Uminskiy asserts that in the USSR there were no bishops who could avoid contact with the KGB. The Church was under extreme pressure and constant surveillance. Hierarchs were summoned for special conversations to the committee located in Neopolimovskiy Pereulok, where all discussions were recorded.
Uminskiy’s most striking statement was his mention of operational names, or code names, assigned to senior clergy:
“They all had these operational names. Patriarch Kirill, I think, was Agent Mikhaylov… And Metropolitan Pitirim was Agent Abat… That is, the entire episcopate in the Soviet Union without exception.”
Uminskiy named Metropolitan Mikhail Mudyugin as the sole exception to this rule, describing him as “the most honest, the purest and the poorest bishop.”

Recruitment methods: personal experience

The priest also shared his own encounter with the system. In the mid-1980s, as a student, he came under KGB scrutiny due to possession of prohibited religious literature and contacts with foreigners. Uminskiy said that on the advice of his spiritual father he chose a tactic of “playing the fool,” responding to recruiters’ calls with irony and pretending to take them for pranks by friends. After several attempts and direct threats, the security services left him alone.

The FSB and the contemporary Church

In Uminskiy’s view, the practice of interaction with the security services has not disappeared but has transformed. He notes that today the FSB continues to exert influence on internal church processes, using the administrative resources of the Patriarchate itself.
In particular, this became evident during protests in Moscow, when priests signed open letters against political repression:
“The FSB acted through bishops or through deans in order to influence priests who were signing these letters.”

The Russian Orthodox Church as an “agent of war”

Uminskiy also addressed the current political role of the Church.
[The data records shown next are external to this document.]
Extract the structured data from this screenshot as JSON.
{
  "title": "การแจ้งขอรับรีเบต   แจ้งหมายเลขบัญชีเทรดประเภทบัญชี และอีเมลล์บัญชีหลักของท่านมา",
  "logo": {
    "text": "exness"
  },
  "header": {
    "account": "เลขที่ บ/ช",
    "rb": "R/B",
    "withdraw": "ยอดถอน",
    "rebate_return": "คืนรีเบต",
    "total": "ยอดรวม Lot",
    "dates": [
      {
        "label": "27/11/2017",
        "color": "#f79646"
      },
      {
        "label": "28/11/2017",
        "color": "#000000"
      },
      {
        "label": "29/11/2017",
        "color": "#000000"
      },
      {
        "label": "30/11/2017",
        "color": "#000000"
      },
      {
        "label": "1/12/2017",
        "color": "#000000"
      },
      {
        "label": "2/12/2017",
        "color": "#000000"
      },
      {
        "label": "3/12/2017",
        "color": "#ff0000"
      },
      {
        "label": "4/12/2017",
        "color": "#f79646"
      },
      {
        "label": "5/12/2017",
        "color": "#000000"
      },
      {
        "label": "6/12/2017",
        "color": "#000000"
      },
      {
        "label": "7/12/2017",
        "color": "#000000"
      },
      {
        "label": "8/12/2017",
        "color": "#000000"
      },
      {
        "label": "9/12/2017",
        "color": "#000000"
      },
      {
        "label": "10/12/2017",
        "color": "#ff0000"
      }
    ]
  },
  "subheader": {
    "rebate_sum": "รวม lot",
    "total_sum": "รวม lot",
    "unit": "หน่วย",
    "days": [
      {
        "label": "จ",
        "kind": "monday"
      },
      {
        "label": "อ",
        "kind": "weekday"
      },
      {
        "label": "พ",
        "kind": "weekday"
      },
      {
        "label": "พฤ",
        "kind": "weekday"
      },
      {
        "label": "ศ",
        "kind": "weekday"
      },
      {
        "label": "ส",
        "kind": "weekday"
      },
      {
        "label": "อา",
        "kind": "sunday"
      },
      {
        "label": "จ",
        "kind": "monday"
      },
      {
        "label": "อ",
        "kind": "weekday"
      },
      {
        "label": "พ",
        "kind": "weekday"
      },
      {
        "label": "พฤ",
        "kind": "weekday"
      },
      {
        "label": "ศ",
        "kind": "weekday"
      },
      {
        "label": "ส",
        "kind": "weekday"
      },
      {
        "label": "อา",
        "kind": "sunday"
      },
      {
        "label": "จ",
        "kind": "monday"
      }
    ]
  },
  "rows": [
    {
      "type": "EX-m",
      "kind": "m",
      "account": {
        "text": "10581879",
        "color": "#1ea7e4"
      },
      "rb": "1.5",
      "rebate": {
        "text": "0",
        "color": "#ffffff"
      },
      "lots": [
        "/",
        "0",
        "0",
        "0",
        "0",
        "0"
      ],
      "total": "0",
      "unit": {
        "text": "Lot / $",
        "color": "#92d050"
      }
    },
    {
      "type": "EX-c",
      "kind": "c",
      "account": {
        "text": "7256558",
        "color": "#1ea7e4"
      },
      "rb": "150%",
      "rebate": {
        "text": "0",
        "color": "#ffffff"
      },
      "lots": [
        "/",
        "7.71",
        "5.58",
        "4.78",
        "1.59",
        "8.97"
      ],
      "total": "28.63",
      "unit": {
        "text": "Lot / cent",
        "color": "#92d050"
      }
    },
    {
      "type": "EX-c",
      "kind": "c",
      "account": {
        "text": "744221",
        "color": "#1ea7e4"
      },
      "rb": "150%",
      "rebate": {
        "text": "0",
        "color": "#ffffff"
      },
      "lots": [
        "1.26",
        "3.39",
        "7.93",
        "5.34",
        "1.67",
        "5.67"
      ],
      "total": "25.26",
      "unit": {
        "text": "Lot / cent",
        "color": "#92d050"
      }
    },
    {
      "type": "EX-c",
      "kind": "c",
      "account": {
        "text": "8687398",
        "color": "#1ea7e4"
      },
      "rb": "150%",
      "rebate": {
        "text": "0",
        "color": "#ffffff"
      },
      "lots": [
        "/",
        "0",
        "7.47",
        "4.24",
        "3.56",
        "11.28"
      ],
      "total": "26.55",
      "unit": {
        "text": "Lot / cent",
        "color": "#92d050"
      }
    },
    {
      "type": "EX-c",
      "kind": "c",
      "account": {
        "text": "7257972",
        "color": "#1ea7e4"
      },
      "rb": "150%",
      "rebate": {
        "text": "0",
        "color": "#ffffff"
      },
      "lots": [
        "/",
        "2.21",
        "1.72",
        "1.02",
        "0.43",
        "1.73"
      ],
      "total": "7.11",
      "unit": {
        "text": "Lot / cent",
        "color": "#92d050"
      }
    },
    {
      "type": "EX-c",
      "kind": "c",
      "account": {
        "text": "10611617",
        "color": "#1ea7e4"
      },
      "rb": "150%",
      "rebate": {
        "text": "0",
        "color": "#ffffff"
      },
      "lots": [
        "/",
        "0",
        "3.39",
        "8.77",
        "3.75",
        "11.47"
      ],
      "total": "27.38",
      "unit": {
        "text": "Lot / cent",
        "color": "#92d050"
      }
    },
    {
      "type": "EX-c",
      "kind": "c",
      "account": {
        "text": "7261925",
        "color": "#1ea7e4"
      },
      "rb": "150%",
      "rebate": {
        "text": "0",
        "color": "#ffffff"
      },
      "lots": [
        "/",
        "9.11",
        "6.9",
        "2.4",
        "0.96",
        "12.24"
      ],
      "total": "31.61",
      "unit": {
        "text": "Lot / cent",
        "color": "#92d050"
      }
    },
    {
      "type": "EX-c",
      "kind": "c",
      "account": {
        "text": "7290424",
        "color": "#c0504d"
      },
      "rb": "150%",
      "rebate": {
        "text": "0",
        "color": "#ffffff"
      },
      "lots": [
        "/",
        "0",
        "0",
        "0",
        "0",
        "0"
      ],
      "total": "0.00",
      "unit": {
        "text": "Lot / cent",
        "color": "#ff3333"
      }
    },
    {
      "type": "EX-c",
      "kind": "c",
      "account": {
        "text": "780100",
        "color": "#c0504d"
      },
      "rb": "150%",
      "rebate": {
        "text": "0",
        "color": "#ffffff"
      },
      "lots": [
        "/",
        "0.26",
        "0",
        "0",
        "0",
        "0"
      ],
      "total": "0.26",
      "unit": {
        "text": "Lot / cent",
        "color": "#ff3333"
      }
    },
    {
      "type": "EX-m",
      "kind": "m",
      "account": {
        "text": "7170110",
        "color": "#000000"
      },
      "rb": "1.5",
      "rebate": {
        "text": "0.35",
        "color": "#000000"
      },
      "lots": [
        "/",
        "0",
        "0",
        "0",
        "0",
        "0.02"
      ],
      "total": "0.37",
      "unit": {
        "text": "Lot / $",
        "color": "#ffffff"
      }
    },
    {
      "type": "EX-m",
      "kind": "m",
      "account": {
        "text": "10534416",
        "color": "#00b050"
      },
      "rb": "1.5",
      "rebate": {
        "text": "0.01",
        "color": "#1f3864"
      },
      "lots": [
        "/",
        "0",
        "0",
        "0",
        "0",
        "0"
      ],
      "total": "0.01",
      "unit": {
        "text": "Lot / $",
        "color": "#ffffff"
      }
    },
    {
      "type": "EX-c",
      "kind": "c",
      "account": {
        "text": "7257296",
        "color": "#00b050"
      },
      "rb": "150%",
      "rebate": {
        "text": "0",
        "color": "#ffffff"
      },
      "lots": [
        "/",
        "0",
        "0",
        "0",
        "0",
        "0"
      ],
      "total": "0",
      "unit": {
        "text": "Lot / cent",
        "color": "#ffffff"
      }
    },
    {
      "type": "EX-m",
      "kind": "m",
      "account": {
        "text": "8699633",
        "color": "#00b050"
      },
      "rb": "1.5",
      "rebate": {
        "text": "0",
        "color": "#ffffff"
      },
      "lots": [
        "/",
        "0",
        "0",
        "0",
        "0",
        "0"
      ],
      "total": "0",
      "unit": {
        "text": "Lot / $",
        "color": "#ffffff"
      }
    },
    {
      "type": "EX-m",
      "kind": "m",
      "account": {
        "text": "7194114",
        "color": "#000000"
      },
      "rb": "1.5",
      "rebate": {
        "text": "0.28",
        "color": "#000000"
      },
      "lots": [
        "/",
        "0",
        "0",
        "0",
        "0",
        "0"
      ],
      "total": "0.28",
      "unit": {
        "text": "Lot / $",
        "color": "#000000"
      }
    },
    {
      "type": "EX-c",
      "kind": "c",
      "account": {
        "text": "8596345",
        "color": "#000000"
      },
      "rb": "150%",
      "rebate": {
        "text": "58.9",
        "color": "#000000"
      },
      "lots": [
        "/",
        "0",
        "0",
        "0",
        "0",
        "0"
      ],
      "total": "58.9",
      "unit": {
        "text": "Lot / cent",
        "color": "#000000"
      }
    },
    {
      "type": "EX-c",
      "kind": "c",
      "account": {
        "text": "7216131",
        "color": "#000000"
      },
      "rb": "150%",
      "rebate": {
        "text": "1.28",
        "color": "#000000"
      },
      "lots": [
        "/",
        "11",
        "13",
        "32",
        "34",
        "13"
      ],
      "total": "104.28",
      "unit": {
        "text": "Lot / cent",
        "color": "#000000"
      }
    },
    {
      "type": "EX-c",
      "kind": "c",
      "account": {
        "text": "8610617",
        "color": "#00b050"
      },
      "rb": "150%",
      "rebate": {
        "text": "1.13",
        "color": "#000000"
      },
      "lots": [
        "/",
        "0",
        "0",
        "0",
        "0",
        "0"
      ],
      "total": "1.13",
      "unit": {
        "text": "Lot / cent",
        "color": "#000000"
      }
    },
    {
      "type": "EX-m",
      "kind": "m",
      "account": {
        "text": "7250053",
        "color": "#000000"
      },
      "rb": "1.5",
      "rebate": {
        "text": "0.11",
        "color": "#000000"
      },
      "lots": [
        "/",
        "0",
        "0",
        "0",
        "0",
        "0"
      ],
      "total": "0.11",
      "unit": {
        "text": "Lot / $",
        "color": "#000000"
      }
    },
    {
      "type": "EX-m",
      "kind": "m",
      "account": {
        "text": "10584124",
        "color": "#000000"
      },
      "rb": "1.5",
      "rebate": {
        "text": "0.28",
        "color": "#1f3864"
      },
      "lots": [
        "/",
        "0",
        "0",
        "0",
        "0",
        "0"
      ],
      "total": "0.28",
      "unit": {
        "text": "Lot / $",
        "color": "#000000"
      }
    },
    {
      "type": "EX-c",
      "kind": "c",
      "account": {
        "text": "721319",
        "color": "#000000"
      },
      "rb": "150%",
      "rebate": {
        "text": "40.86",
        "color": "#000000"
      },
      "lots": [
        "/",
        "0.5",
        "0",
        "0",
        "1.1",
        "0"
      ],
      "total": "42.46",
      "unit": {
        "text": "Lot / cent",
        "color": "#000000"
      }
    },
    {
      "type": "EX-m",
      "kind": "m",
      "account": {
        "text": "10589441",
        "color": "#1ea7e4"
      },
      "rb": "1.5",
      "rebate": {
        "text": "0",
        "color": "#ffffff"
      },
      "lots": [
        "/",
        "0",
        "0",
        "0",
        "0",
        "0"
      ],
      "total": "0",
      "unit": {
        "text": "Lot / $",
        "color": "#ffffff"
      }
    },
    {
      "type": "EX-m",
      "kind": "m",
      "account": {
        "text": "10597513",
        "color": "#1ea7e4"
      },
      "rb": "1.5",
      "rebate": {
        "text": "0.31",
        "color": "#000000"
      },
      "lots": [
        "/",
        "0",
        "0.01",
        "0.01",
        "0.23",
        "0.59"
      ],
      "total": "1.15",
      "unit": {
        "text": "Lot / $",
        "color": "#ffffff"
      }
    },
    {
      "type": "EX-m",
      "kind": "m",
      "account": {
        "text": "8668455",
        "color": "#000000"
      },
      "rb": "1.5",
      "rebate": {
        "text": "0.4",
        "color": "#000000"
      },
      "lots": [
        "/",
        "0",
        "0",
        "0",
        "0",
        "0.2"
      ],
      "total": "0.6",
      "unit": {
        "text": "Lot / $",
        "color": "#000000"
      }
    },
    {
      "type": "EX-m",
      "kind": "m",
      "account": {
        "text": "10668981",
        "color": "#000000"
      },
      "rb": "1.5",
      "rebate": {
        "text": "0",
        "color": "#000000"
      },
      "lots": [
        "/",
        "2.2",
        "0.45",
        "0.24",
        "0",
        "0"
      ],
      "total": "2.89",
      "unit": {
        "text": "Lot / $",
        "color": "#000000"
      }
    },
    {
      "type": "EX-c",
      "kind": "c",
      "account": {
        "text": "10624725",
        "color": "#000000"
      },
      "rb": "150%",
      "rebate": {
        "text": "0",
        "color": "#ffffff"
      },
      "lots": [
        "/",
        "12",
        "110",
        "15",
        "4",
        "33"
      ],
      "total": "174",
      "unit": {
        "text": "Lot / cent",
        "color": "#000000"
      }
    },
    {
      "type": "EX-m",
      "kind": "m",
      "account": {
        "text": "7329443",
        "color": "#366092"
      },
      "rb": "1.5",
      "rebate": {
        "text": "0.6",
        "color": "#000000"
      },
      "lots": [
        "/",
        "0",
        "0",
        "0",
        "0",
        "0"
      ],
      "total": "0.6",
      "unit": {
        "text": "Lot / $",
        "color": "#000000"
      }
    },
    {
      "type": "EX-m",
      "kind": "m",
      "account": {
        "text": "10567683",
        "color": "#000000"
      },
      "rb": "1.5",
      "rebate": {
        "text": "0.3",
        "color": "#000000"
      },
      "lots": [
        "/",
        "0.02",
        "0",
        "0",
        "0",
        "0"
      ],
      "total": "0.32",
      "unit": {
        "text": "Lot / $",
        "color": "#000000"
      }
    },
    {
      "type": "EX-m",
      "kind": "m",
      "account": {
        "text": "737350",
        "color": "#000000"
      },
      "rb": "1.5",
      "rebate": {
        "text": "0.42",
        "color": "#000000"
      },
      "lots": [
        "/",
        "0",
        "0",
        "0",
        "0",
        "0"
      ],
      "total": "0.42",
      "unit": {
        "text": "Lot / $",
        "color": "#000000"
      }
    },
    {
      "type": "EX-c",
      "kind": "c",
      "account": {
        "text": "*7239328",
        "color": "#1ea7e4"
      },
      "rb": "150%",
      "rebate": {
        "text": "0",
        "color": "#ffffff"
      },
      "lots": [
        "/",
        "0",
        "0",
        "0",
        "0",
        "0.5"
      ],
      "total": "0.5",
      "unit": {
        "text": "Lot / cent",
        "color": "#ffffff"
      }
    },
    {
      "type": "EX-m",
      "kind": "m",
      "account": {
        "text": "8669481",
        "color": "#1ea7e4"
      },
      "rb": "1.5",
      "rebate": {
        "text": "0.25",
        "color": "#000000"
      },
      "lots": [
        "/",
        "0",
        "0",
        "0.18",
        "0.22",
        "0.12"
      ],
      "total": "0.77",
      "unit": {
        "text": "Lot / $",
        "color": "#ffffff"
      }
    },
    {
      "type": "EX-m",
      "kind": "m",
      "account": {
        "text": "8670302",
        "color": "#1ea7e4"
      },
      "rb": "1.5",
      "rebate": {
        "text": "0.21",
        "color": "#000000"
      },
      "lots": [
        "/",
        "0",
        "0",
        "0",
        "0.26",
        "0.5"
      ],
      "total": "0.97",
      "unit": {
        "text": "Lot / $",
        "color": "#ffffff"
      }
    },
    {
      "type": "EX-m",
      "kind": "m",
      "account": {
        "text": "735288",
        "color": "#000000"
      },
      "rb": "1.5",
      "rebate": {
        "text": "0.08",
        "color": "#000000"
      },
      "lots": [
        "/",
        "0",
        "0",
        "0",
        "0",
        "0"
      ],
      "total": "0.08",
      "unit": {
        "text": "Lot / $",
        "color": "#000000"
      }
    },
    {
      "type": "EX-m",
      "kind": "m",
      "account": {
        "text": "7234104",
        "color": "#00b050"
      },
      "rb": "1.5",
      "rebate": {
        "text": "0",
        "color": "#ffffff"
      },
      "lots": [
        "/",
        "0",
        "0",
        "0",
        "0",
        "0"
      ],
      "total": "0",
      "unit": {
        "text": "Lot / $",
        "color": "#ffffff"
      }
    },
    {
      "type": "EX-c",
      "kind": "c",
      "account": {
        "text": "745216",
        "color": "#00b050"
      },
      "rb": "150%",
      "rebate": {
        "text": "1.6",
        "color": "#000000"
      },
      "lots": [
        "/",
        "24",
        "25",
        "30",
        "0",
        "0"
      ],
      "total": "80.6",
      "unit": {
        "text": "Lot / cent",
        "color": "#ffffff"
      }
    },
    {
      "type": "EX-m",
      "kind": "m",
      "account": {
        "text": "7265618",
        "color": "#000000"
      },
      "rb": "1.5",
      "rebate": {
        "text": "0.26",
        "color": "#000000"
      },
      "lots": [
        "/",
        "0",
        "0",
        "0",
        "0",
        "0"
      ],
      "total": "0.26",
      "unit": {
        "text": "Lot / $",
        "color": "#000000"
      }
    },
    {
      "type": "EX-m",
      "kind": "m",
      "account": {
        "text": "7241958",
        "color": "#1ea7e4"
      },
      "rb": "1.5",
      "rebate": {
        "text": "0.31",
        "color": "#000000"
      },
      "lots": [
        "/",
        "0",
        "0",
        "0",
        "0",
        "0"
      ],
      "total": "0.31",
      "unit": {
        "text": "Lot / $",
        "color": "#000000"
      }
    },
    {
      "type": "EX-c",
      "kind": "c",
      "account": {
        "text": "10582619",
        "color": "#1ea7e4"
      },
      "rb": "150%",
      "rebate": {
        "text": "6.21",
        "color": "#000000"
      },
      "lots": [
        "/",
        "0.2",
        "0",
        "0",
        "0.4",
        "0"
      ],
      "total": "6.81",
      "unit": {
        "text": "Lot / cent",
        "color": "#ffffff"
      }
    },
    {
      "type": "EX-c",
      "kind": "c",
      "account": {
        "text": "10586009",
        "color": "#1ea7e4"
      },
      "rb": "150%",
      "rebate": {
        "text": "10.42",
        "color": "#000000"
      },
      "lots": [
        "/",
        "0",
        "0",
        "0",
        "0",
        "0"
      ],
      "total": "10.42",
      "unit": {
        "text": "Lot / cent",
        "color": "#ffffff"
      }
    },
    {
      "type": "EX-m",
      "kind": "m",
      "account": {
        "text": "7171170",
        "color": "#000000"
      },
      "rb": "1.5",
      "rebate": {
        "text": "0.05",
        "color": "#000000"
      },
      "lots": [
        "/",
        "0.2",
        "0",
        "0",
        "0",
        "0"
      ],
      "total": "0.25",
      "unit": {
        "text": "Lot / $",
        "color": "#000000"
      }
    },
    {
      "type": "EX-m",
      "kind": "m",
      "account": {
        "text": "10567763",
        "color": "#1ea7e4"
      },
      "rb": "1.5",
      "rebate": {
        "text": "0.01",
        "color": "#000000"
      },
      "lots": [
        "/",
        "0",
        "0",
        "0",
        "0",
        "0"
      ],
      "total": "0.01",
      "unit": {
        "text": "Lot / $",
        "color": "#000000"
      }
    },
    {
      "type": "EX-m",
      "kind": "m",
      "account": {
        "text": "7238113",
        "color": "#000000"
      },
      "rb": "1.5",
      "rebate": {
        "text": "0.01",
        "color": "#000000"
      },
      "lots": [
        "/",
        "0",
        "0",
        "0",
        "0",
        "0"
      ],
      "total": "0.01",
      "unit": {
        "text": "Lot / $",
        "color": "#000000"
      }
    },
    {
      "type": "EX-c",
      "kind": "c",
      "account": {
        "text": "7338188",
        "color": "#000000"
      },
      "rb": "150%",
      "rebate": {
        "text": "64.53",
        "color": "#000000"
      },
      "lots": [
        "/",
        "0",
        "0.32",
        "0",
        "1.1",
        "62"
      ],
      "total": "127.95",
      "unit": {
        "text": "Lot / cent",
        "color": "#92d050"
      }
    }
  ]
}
He stated that the Russian Orthodox Church actively supports military actions in Ukraine and participates in propaganda, as a result of which on the international stage and in the Baltic states it is increasingly perceived not as a religious institution but as an “agent of war.”
He described his own suspension and defrocking, which followed his anti-war stance, as an act carried out by the leadership of the Russian Orthodox Church “with particular cynicism” to demonstrate complete unanimity within the structure.


The material is based on information from an interview with Aleksey Uminskiy on the “vDud” channel, 2026.